Les régions du Sud du pays auront leur part de la coopération algéro-française dans le domaine des sciences. C’est ce qu’a indiqué, hier à Ouargla, l’ambassadeur de France en Algérie, inscrivant cet objectif dans le cadre du renforcement en cours de cette coopération.

Animant un point de presse à l’Institut de technologie de l’université Kasdi-Merbah, M. Driencourt a souligné que «l’Algérie n’est pas seulement Alger, Constantine ou Oran, mais aussi Ouargla, Hassi-Messaoud, Béchar et Adrar, et d’autres villes du Sud du pays». Dans cette logique, il dira qu’il est très important pour les relations bilatérales de toucher «également cette partie du pays».
Cette première visite au Sud, effectuée par le chef de la mission diplomatique française en Algérie, intervient, faut-il le rappeler, quelques petits jours après la visite du président français Emmanuel Macron en Algérie, puis celle du Premier ministre Ahmed Ouyahia à Paris dans la cadre la 4e session de la Haute-commission mixte algéro-française. M. Driencourt a dans, ce sens, signalé, que «les gouvernements des deux pays ont convenu de développer les activités culturelles entre les deux pays, à travers leurs universités».
Accompagné du conseiller de coopération et d’action culturelle, et du directeur de l’Institut français en Algérie, Gregor Trumel, l’ambassadeur de France en Algérie a, dans le cadre du redéploiement de la coopération scientifique bilatérale, évoqué une éventuelle ouverture, à Ouargla, d’une annexe de l’institut français. Cette structure servira à développer l’enseignement de la langue française chez les étudiants, d’autant, a-t-il rappelé, que les efforts de coopération entre les deux pays sont axés sur cette jeune catégorie.
Xavier Driencourt a également fait part d’une possible réactivation du Consulat de France à Ouargla, fermé en 1983. Cette initiative répondra aux «grandes potentialités que renferme la wilaya d’Ouargla qui affiche une dynamique industrielle et compte un grand potentiel de jeunes», a-t-il justifié.

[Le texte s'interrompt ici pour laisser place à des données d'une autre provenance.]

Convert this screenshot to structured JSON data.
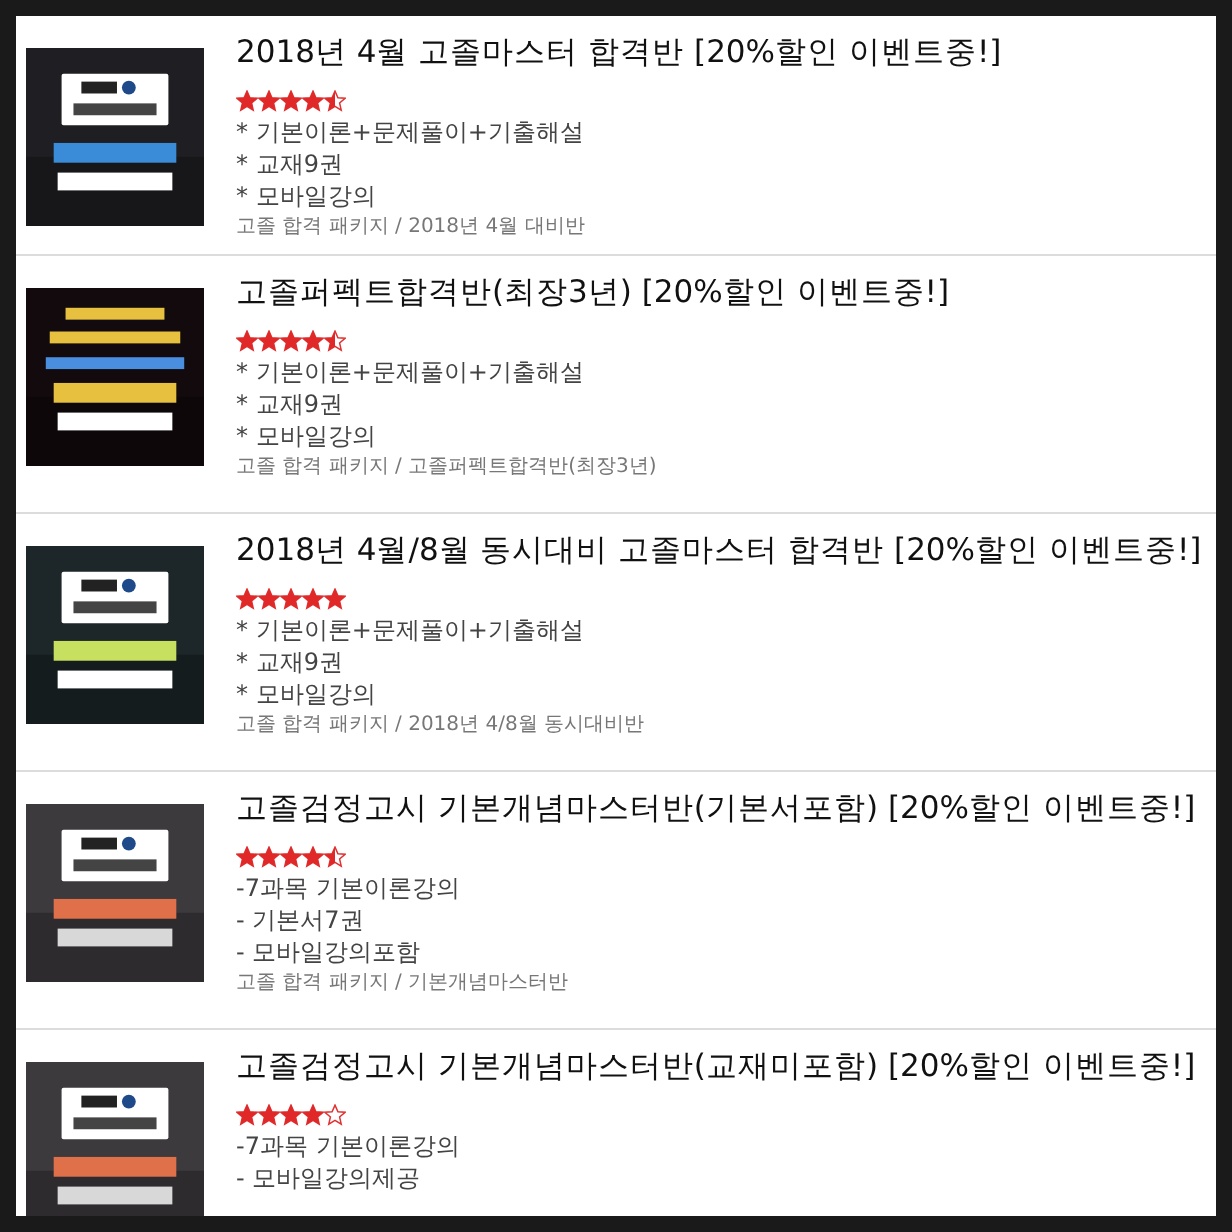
{
  "products": [
    {
      "thumbnail": {
        "kind": "picture"
      },
      "title": "2018년 4월 고졸마스터 합격반 [20%할인 이벤트중!]",
      "stars": 4.5,
      "features": [
        "* 기본이론+문제풀이+기출해설",
        "* 교재9권",
        "* 모바일강의"
      ],
      "breadcrumb": "고졸 합격 패키지 / 2018년 4월 대비반"
    },
    {
      "thumbnail": {
        "kind": "picture"
      },
      "title": "고졸퍼펙트합격반(최장3년) [20%할인 이벤트중!]",
      "stars": 4.5,
      "features": [
        "* 기본이론+문제풀이+기출해설",
        "* 교재9권",
        "* 모바일강의"
      ],
      "breadcrumb": "고졸 합격 패키지 / 고졸퍼펙트합격반(최장3년)"
    },
    {
      "thumbnail": {
        "kind": "picture"
      },
      "title": "2018년 4월/8월 동시대비 고졸마스터 합격반 [20%할인 이벤트중!]",
      "stars": 5,
      "features": [
        "* 기본이론+문제풀이+기출해설",
        "* 교재9권",
        "* 모바일강의"
      ],
      "breadcrumb": "고졸 합격 패키지 / 2018년 4/8월 동시대비반"
    },
    {
      "thumbnail": {
        "kind": "picture"
      },
      "title": "고졸검정고시 기본개념마스터반(기본서포함) [20%할인 이벤트중!]",
      "stars": 4.5,
      "features": [
        "-7과목 기본이론강의",
        "- 기본서7권",
        "- 모바일강의포함"
      ],
      "breadcrumb": "고졸 합격 패키지 / 기본개념마스터반"
    },
    {
      "thumbnail": {
        "kind": "picture"
      },
      "title": "고졸검정고시 기본개념마스터반(교재미포함) [20%할인 이벤트중!]",
      "stars": 4,
      "features": [
        "-7과목 기본이론강의",
        "- 모바일강의제공"
      ]
    }
  ]
}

A Ouargla, M. Driencourt a effectué une visite à l’Institut des technologies, qu’il a qualifié de  «fruit d’une coopération modèle» entre l’Algérie et la France et qui, a-t-il ajouté, «traduit une politique visant à établir une passerelle entre l’université et le secteur socioéconomique».
L’Institut des technologies d’Ouargla fait partie des sept instituts similaires créés à travers sept universités du pays dans le cadre de la coopération algéro-française. Il accueille actuellement 350 étudiants, issus de différentes wilayas, qui bénéficient de formations de trois ans en hygiène, sécurité et environnement et en gestion d’entreprise et d’administration.